On President Trump and Scotland

For my Daily Record column

Just think, except for a few wind turbines it could have been Alex Salmond, not Nigel Farage, in that golden elevator with his now lost best bromance ever. 

Through these sliding doors and nine days into Trumpland the wretched acceptance of political reality is no easier to bear.

Thole it we must. Yet, could many Scots have woken last Wednesday morning thinking their sense of security in this uncertain world could be improved by another leap into the unknown?

In that sense a Trump victory was never going to be good news for the SNP whose politicians now run up the down escalator explaining how their populist nationalism is so different from the 56 other varieties of a brand which is taking us on a conveyer belt back into a dark history.  

Because we have been living life under the microscope of Scottish nationalism it is through the telescope of the Trump tsunami we refocus and recalibrate.

Breaking the political system in 2011, the referendum rising and then breaking the back of the Labour party in 2015 - from close up we mistook all these for a swelling tide of Scottish patriotism.

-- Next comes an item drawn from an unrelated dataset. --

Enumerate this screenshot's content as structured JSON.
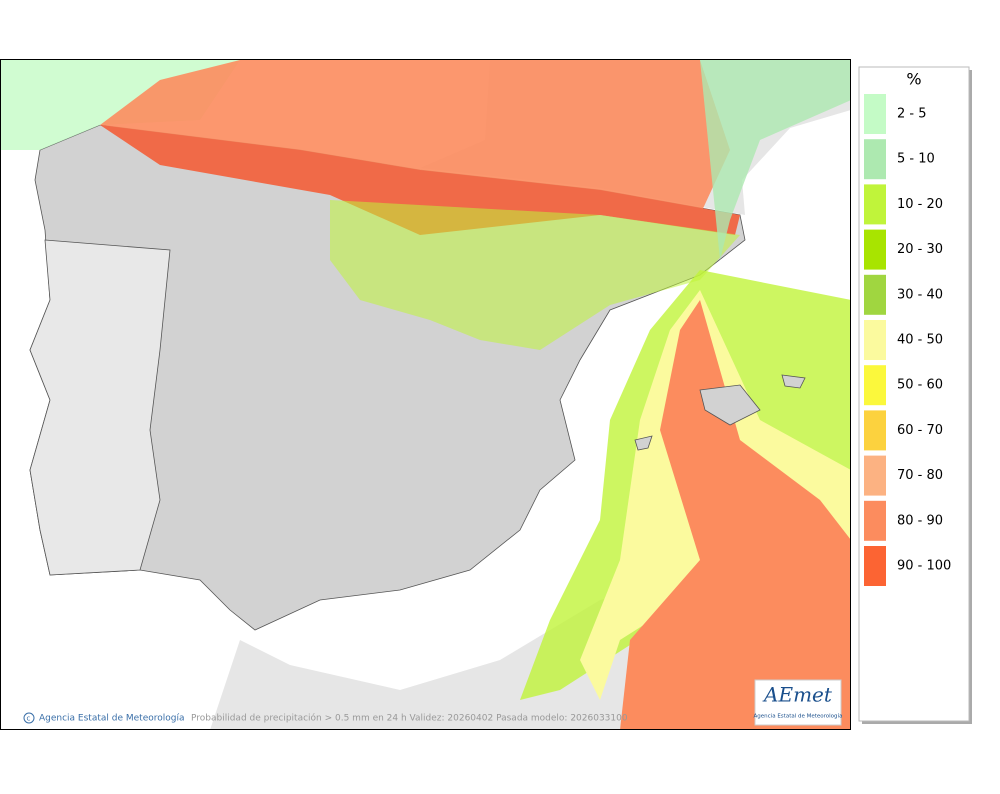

Indeed they were, but in the context of 2016, this year of revolution, these results from Scotland were not just a rise in flag-waving Scottishness. That was the symptom, though not the cause.

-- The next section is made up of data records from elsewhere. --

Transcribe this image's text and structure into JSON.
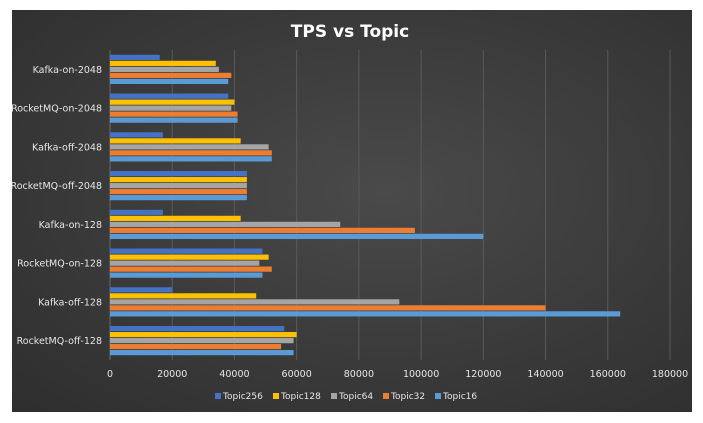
{
  "chart_data": {
    "type": "bar",
    "orientation": "horizontal",
    "title": "TPS vs Topic",
    "xlabel": "",
    "ylabel": "",
    "xlim": [
      0,
      180000
    ],
    "x_ticks": [
      "0",
      "20000",
      "40000",
      "60000",
      "80000",
      "100000",
      "120000",
      "140000",
      "160000",
      "180000"
    ],
    "x_tick_values": [
      0,
      20000,
      40000,
      60000,
      80000,
      100000,
      120000,
      140000,
      160000,
      180000
    ],
    "grid": true,
    "legend_position": "bottom",
    "categories": [
      "Kafka-on-2048",
      "RocketMQ-on-2048",
      "Kafka-off-2048",
      "RocketMQ-off-2048",
      "Kafka-on-128",
      "RocketMQ-on-128",
      "Kafka-off-128",
      "RocketMQ-off-128"
    ],
    "series": [
      {
        "name": "Topic256",
        "color": "#4472C4",
        "values": [
          16000,
          38000,
          17000,
          44000,
          17000,
          49000,
          20000,
          56000
        ]
      },
      {
        "name": "Topic128",
        "color": "#FFC000",
        "values": [
          34000,
          40000,
          42000,
          44000,
          42000,
          51000,
          47000,
          60000
        ]
      },
      {
        "name": "Topic64",
        "color": "#A5A5A5",
        "values": [
          35000,
          39000,
          51000,
          44000,
          74000,
          48000,
          93000,
          59000
        ]
      },
      {
        "name": "Topic32",
        "color": "#ED7D31",
        "values": [
          39000,
          41000,
          52000,
          44000,
          98000,
          52000,
          140000,
          55000
        ]
      },
      {
        "name": "Topic16",
        "color": "#5B9BD5",
        "values": [
          38000,
          41000,
          52000,
          44000,
          120000,
          49000,
          164000,
          59000
        ]
      }
    ]
  }
}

On the world stage Scotland should have been seen as the canary in the coalmine, the flashing amber lights on the dashboard of social democracy.

Things were going so badly wrong in the wake of the 2008 financial crash and the old, mainstream political parties were not picking up on it. 

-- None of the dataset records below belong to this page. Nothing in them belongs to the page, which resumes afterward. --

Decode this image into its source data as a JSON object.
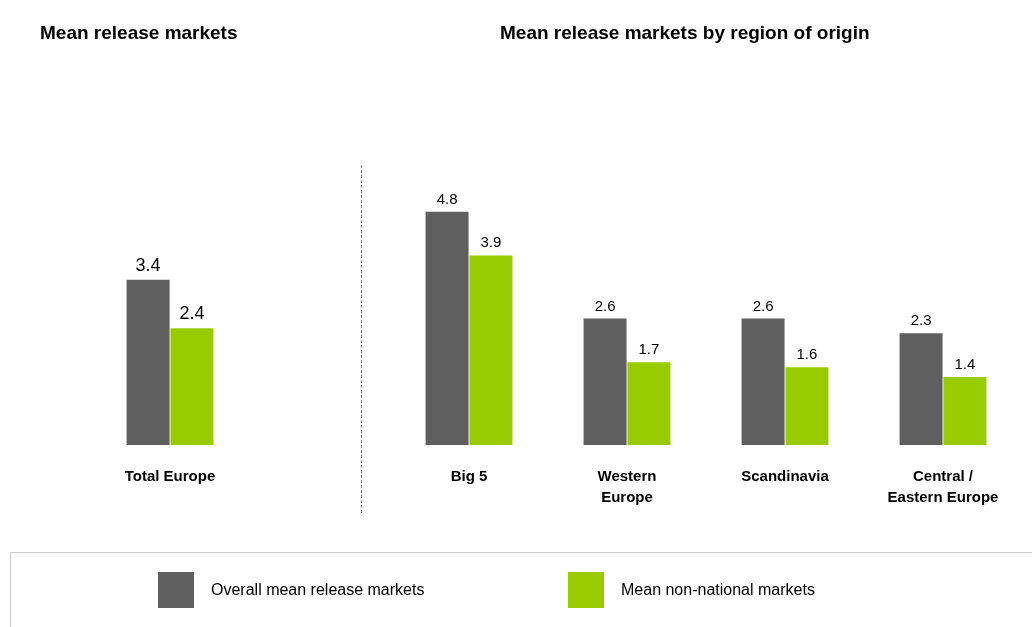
{
  "chart_data": [
    {
      "type": "bar",
      "title": "Mean release markets",
      "categories": [
        "Total Europe"
      ],
      "data_labels": true,
      "legend": "bottom",
      "series": [
        {
          "name": "Overall mean release markets",
          "color": "#5f5f5f",
          "values": [
            3.4
          ]
        },
        {
          "name": "Mean non-national markets",
          "color": "#99cc00",
          "values": [
            2.4
          ]
        }
      ]
    },
    {
      "type": "bar",
      "title": "Mean release markets by region of origin",
      "categories": [
        "Big 5",
        "Western\nEurope",
        "Scandinavia",
        "Central /\nEastern Europe"
      ],
      "data_labels": true,
      "series": [
        {
          "color": "#5f5f5f",
          "values": [
            4.8,
            2.6,
            2.6,
            2.3
          ]
        },
        {
          "color": "#99cc00",
          "values": [
            3.9,
            1.7,
            1.6,
            1.4
          ]
        }
      ]
    }
  ]
}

Scots were the first voters to be given a chance to embrace an alternative, and not an untested one. The SNP had been in office after a marginal win in the  2007 “hanging chads” election.

The SNP offer was based on the progressive, compassionate old politics it replaced, a liberal force which Trump has flipped into a toxic brew.

Thousands of people, not all of them “left behind” by any means, were so sick fed-up of the status quo that they were willing to accept the overblown rhetoric, the white paper bag promises, and take a punt on something else.

“Post-truth politics” may be the phrase of the year but it is not new in Scotland. “I’m not a nationalist, but...” became a byword for patriotism but also a far deeper political disconnect that the social democrats still have no answer to.

Much the same thing happened in America last week, just on a grander scale. 

Once again, in the context of Whitehall’s Brexit “burach” and Trump’s handbrake turns in the face of political reality, the hollow echo of 18 smooth months to independence can be heard scrunching into the bin.

In the short term Nicola Sturgeon benefits from being anti-Trump, as every liberal politician in the west does.

But given the extensive Scottish links of the most powerful man in the world there can no doubt that Trump will at some stage exploit his homeland connection, sweeping aside any disagreeable political blowback from the First Minister.

This guy went to Mexico after threatening to built the wall, he’s going to have no problem hugging Caledonia.

Downing Street has signalled that Theresa May will be rushing across the Atlantic with a Christmas present but it is interesting to note that she will not beat Enda Kenny, the Irish Taoiseach, to the White House.

The first thing you do on being elected is start campaigning for re-election and so the Irish patronage has nothing to with Ireland and everything to do with Donald Trump’s second term.

On St Patrick’s Day Trump will be signalling to the urban descendants of Irish immigrants, the Democrat voters of Chicago and New York, that he is their guy too. Expect the Polish and Czech leaders to receive the same treatment.

Trump will embrace us whether we like it or not. Airforce One will touch down at Prestwick and probably Stornoway airport too, the runway is long enough.

On Lewis a President Trump would get the cordial welcome afforded to any emigrant’s son. The office, if not the man, would be respected.

There would be protests about the repugnant revolution that Trump has harvested. The First Minister would be perfectly within her rights to cold shoulder him.  

But the SNP shouldn’t complain too much about a populist politics fuelled by patriotism and division. After all, they started it.